263. Song Nos. 3,962 and 3,963: “Good Day,” Jukebox the Ghost
Let Live & Let Ghosts, 2008; Long Way Home: Live, 2016

I think that I would like
To invite everyone I’ve known, dead and alive
To a street where we can be
Finally free

Suddenly, we all got young
Running circles around ourselves, just for fun
And, oh, how good it felt
To be young and loved and feel it in our bones

Speaking of bands’ older incarnations and how much I love them!
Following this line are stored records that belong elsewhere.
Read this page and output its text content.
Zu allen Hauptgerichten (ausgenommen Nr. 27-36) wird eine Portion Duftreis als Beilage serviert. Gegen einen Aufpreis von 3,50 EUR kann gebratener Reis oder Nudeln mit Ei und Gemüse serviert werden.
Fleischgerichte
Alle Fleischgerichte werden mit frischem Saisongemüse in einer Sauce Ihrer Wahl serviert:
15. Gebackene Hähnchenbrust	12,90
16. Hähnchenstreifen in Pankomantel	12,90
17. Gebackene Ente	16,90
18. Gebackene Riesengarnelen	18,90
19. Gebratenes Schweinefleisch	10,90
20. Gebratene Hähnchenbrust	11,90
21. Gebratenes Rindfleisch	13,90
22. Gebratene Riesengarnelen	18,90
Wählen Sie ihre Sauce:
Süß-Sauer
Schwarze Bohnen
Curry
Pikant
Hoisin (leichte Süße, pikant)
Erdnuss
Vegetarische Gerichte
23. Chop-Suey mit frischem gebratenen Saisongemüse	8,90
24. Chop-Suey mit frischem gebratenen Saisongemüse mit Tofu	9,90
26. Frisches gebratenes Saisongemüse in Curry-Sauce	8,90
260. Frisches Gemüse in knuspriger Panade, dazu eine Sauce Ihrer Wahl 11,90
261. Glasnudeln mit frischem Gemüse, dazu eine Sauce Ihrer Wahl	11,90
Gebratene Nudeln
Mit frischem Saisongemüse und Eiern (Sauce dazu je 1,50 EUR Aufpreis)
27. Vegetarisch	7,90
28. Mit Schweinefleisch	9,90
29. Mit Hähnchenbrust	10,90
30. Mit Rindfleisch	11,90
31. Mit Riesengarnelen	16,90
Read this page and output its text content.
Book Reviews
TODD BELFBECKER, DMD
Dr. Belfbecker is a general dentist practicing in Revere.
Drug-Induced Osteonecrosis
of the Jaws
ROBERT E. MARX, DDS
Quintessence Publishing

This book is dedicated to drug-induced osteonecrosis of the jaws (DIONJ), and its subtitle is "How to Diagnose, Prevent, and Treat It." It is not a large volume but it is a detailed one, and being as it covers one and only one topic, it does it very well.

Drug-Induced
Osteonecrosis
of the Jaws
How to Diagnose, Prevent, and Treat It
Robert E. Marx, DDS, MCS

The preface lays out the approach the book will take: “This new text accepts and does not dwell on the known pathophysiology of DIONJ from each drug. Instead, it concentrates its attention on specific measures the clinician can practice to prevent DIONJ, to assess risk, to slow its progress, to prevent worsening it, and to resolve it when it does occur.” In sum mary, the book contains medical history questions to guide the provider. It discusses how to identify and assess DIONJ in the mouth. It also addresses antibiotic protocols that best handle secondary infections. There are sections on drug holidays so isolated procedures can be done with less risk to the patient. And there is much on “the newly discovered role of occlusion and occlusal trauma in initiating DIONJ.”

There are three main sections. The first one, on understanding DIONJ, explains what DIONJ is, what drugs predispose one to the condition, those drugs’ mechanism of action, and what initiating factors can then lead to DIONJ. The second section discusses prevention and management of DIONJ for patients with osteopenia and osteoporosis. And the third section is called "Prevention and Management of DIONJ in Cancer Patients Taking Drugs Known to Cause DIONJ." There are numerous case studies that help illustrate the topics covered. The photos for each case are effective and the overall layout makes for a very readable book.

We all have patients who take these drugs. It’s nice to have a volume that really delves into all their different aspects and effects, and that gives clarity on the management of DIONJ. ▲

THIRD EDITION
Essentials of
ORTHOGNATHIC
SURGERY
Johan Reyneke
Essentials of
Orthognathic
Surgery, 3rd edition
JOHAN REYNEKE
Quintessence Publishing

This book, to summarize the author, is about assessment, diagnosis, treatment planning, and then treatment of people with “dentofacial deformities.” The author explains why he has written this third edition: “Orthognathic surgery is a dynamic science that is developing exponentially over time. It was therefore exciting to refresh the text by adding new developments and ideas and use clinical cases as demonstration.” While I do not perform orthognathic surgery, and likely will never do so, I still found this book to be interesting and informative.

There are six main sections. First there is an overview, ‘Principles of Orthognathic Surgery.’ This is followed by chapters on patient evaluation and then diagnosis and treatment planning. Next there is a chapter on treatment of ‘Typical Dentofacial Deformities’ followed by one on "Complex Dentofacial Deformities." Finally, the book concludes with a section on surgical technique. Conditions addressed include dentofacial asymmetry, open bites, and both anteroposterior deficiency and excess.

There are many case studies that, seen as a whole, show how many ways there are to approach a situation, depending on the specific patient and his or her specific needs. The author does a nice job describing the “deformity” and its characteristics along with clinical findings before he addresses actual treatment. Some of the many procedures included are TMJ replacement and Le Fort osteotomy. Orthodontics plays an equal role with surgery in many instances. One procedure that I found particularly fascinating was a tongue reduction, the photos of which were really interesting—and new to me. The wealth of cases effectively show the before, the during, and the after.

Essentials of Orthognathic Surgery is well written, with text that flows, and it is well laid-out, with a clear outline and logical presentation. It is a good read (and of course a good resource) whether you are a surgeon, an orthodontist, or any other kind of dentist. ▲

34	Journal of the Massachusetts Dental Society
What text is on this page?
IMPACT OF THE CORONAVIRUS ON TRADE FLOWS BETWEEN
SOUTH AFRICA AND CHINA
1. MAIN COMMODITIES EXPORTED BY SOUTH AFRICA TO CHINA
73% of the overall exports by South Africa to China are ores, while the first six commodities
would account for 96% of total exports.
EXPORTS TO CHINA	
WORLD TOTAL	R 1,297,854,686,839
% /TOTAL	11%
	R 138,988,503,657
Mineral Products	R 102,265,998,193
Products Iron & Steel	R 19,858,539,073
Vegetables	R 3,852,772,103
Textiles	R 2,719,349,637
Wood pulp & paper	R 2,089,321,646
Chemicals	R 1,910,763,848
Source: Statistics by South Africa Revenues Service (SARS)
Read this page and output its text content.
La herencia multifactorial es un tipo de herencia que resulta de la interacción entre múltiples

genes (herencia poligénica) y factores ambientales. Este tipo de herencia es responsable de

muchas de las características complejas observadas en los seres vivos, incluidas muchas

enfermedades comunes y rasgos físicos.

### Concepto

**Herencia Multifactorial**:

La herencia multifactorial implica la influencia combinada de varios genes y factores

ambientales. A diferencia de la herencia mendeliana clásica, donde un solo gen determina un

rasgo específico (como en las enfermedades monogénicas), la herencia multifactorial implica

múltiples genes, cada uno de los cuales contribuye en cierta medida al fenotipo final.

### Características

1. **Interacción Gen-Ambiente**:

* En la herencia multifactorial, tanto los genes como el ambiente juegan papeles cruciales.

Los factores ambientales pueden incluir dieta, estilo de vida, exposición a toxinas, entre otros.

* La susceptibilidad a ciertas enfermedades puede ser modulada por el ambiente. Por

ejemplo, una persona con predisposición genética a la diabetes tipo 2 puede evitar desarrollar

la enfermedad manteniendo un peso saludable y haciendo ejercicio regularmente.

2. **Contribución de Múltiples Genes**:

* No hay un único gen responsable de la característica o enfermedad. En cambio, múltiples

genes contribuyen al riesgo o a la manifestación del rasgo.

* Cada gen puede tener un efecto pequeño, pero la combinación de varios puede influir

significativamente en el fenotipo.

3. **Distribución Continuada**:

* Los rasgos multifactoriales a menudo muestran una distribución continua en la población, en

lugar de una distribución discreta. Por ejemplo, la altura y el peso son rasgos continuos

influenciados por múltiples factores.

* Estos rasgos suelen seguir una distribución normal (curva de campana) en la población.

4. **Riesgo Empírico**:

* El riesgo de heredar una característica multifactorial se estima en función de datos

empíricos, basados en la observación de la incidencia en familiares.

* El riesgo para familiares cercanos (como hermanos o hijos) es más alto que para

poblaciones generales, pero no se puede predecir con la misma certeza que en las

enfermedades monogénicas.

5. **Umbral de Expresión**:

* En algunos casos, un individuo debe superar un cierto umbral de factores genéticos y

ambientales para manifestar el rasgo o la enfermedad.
Sure, I’m enjoying the more polished, more musically mature band that Jukebox is becoming, but their early days’ frequent apocalyptic invocations and comparative chaos are something special, and that sense of being dwarfed by something bigger and more signifiant than any single person is so perfectly embodied in this opening track of their debut album that remains a live-show staple.

This song, a Cocoon-esque flight of fancy and fantasy about restoring childhood’s freedom and joy to one’s nearest and dearest regardless of their age and proximity to the mortal coil, is obviously hitting a little differently these days, but it’s held a certain appeal for me even before the roughest month of my life kicked off with a panicked call to come home from work because my mother-in-law was being ambulance’d away…

Did everybody say what a good day that it was?
For everybody who said what a good day that it was
Did they smile ’cause they like it?

… because my incurable people-pleasing tendencies that have long outlasted the environment they were both born of and reinforced by sure do love to be seen and related to, and I would absolutely spend my perfect day wracked with concern until confirming that everyone I’ve ever known, dead and alive, was indeed having as good of a time as I was. (Just like how I couldn’t be in the same room as my husband the last time we ate hallucinogens together because I was so obsessed with the possibility that he wasn’t also having the time of his life watching the patterns of a wooden wall swirl and swim around themselves in time to the music I was getting gleefully lost in.)

There is something to be said about how much one’s happiness is amplified when your favorite folks are both sharing in and adding to it, not from any sense of codependency but from naturally wanting the best for those you love the most. And being the catalyst of their joy certainly is an extra dash of mood-boosting satisfaction, too, that makes good days and good moods even better ones for their mutually delighted-in experiences, even if they’re just the kind of lofty daydreams adults take as mental vacations to escape gut-punch realties for a little while.